La Juge de la Cour suprême souligne la réticence à écarter les arbitres malgré des lacunes structurelles du système ADR

Publié 2026-04-11 3 min de lecture 1 source

En bref

  • La juge BV Nagarathna relève l'hésitation des juridictions à écarter les arbitres - dont beaucoup sont d'anciens juges.
  • L'Inde ne dispose pas d'un forum dédié aux plaintes visant les arbitres ; les questions sont généralement portées uniquement devant les tribunaux.
  • Appel à des standards plus élevés, des garanties institutionnelles et des approches ADR intégrées.
  • Les coûts croissants de règlement des différends et l'évolution des tendances transfrontalières ont également été abordés lors de la conférence de l'ICA.

Vue d’ensemble

Lors d'une conférence récente de l'Indian Council of Arbitration (ICA), la juge de la Cour suprême BV Nagarathna a souligné la réticence du pouvoir judiciaire à écarter des arbitres accusés de mauvaise conduite, en particulier au regard du fait que beaucoup d'arbitres sont d'anciens juges. Elle a évoqué les faiblesses systémiques du cadre de l'arbitrage en Inde et a mis l'accent sur la nécessité de normes rigoureuses et d'une responsabilisation accrue. La conférence a également comporté des commentaires sur la hausse des coûts du règlement des différends et sur l'évolution de la nature de l'ADR à l'échelle mondiale.

Ce qui s’est passé

La juge BV Nagarathna, prenant la parole à la 5e Conférence internationale de l'ICA, a indiqué que les tribunaux en Inde se montrent souvent réticents à écarter des arbitres - même lorsque des allégations de mauvaise conduite surviennent - en raison du fait que beaucoup d'arbitres ont auparavant exercé comme juges ou juges en chef.

Elle a identifié l'absence d'un forum dédié pour examiner les plaintes visant les arbitres comme une lacune structurelle du cadre d'arbitrage du pays.
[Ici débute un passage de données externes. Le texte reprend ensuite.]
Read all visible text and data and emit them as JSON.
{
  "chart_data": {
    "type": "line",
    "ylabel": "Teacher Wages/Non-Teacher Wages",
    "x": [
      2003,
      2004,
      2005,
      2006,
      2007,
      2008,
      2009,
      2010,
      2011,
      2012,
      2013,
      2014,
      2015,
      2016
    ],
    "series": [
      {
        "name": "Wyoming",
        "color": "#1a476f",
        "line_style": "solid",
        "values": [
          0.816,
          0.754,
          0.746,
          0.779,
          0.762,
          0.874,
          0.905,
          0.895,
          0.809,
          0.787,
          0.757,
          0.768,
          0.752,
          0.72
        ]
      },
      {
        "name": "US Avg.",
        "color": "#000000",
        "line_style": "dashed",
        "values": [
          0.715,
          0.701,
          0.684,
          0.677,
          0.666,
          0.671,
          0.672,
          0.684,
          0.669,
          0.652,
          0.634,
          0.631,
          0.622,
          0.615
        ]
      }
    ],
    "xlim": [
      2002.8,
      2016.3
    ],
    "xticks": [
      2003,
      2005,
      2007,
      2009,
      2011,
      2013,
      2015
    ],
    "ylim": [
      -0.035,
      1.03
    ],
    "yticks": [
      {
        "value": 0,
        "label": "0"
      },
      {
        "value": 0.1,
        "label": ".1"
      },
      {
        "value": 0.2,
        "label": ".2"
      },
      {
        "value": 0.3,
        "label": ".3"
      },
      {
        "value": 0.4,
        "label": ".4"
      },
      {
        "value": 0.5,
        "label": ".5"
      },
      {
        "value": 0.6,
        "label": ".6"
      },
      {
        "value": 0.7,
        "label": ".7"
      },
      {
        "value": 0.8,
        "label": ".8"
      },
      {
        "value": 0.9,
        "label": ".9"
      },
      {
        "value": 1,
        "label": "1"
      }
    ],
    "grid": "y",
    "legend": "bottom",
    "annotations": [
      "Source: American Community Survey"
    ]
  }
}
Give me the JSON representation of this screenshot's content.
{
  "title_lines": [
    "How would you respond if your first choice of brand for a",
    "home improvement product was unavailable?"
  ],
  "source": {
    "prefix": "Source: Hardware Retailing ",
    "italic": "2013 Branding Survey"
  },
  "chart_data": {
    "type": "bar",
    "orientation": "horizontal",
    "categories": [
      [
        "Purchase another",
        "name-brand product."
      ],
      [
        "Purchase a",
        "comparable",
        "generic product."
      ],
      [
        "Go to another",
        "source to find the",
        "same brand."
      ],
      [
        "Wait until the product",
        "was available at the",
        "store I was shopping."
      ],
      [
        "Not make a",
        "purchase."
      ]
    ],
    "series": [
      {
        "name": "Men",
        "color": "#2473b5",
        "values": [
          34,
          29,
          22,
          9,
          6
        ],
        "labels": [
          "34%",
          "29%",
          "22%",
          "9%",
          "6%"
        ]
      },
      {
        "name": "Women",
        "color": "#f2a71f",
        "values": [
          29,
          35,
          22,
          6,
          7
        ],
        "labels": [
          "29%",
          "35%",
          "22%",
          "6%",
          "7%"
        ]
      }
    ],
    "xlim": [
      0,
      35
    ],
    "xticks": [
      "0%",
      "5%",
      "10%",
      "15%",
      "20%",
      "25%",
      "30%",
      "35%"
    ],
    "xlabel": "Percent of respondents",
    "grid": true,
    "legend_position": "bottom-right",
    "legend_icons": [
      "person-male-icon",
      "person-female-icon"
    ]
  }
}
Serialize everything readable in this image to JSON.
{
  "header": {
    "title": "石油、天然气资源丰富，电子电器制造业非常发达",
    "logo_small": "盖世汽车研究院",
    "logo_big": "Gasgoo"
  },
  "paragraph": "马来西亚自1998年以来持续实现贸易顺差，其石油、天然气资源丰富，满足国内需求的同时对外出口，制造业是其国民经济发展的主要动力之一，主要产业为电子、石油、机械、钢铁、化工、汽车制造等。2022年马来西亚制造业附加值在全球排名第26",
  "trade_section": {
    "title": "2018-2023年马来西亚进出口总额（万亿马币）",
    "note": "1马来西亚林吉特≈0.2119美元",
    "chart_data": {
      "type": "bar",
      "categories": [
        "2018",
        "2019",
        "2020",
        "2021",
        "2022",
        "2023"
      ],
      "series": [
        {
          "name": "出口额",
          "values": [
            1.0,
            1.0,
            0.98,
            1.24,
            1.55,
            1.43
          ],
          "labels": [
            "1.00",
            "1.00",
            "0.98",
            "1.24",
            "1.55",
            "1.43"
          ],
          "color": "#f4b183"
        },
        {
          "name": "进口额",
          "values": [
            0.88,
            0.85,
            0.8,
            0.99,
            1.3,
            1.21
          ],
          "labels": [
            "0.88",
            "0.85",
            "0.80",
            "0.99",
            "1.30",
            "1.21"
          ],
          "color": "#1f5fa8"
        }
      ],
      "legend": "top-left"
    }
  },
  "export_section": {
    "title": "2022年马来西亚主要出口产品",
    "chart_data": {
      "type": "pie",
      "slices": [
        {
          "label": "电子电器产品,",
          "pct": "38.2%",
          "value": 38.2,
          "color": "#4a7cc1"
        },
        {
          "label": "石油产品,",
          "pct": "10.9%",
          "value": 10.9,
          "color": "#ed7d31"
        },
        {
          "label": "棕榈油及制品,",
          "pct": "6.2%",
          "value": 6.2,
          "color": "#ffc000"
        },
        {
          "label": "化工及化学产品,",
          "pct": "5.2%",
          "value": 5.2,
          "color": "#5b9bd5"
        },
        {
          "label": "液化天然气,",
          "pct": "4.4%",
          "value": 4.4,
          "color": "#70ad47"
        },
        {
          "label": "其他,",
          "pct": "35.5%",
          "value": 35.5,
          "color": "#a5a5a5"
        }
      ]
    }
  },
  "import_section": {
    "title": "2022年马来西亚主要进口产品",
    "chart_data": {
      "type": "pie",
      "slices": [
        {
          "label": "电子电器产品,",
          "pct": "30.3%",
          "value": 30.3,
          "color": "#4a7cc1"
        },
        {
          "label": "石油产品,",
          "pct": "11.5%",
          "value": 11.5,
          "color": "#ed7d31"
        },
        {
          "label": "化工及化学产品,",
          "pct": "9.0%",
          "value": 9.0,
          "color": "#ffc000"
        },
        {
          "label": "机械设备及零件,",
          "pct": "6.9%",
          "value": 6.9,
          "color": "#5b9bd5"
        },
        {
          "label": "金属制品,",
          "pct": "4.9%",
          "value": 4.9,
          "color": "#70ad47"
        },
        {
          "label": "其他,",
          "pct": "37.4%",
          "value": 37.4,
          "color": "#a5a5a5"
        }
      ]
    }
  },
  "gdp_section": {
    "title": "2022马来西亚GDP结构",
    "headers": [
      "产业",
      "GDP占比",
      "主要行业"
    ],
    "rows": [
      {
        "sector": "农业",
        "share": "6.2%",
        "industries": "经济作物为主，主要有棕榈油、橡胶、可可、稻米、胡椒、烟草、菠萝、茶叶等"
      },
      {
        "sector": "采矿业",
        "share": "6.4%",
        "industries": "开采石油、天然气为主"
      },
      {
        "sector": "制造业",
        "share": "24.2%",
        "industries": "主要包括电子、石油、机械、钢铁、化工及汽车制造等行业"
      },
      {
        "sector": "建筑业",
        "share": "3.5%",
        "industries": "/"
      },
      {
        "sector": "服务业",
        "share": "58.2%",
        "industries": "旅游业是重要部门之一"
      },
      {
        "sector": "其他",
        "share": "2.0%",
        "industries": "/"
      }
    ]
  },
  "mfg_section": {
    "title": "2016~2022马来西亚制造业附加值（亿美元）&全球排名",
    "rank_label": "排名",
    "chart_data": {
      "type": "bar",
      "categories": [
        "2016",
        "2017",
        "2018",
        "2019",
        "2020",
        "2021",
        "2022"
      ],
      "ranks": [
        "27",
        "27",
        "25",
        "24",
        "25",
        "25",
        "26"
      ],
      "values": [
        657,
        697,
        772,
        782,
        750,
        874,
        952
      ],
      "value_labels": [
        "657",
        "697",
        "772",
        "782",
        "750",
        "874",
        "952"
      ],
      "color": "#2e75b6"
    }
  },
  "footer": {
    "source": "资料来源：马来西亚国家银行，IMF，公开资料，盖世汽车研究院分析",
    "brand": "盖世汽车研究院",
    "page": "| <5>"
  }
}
À ce jour, les parties ne peuvent saisir que les tribunaux pour ce type de griefs.

Nagarathna a plaidé en faveur du maintien de standards élevés en matière d'arbitrage et de médiation, en précisant que les procédures d'ADR doivent faire preuve de la même rigueur et de la même discipline que celles observées dans les procédures judiciaires. Elle a également souligné la nécessité de garanties institutionnelles afin d'assurer la responsabilisation et la confiance du public.

D'autres intervenants lors de l'événement ont abordé des défis tels que la hausse des coûts du règlement des différends et la nécessité d'approches intégrées - combinant arbitrage, médiation et négociation - en particulier pour les différends transfrontaliers.

Contexte

L'Inde a entrepris des efforts législatifs et de politique publique pour promouvoir des mécanismes alternatifs de règlement des différends, l'arbitrage jouant un rôle clé dans la désencombration des tribunaux et dans l'accélération du règlement des litiges.

Toutefois, des préoccupations persistent quant au risque de partialité, à la responsabilisation des arbitres, ainsi qu'à l'efficacité et au coût des processus d'ADR, en particulier dans un contexte de plus en plus complexe et mondialisé.

Pourquoi c’est important

  • La réticence des juridictions à écarter les arbitres en présence d'allégations de mauvaise conduite pourrait affecter la confiance du public dans les processus d'ADR.
  • L'absence de forum indépendant de dépôt et d'examen des plaintes en cas de mauvaise conduite des arbitres met en évidence une lacune en matière de responsabilisation dans le cadre actuel.
  • Les appels à des standards rigoureux et à des réformes institutionnelles s'inscrivent dans des efforts en cours visant à renforcer le régime indien de l'arbitrage et à en accroître l'attractivité pour le règlement des différends commerciaux.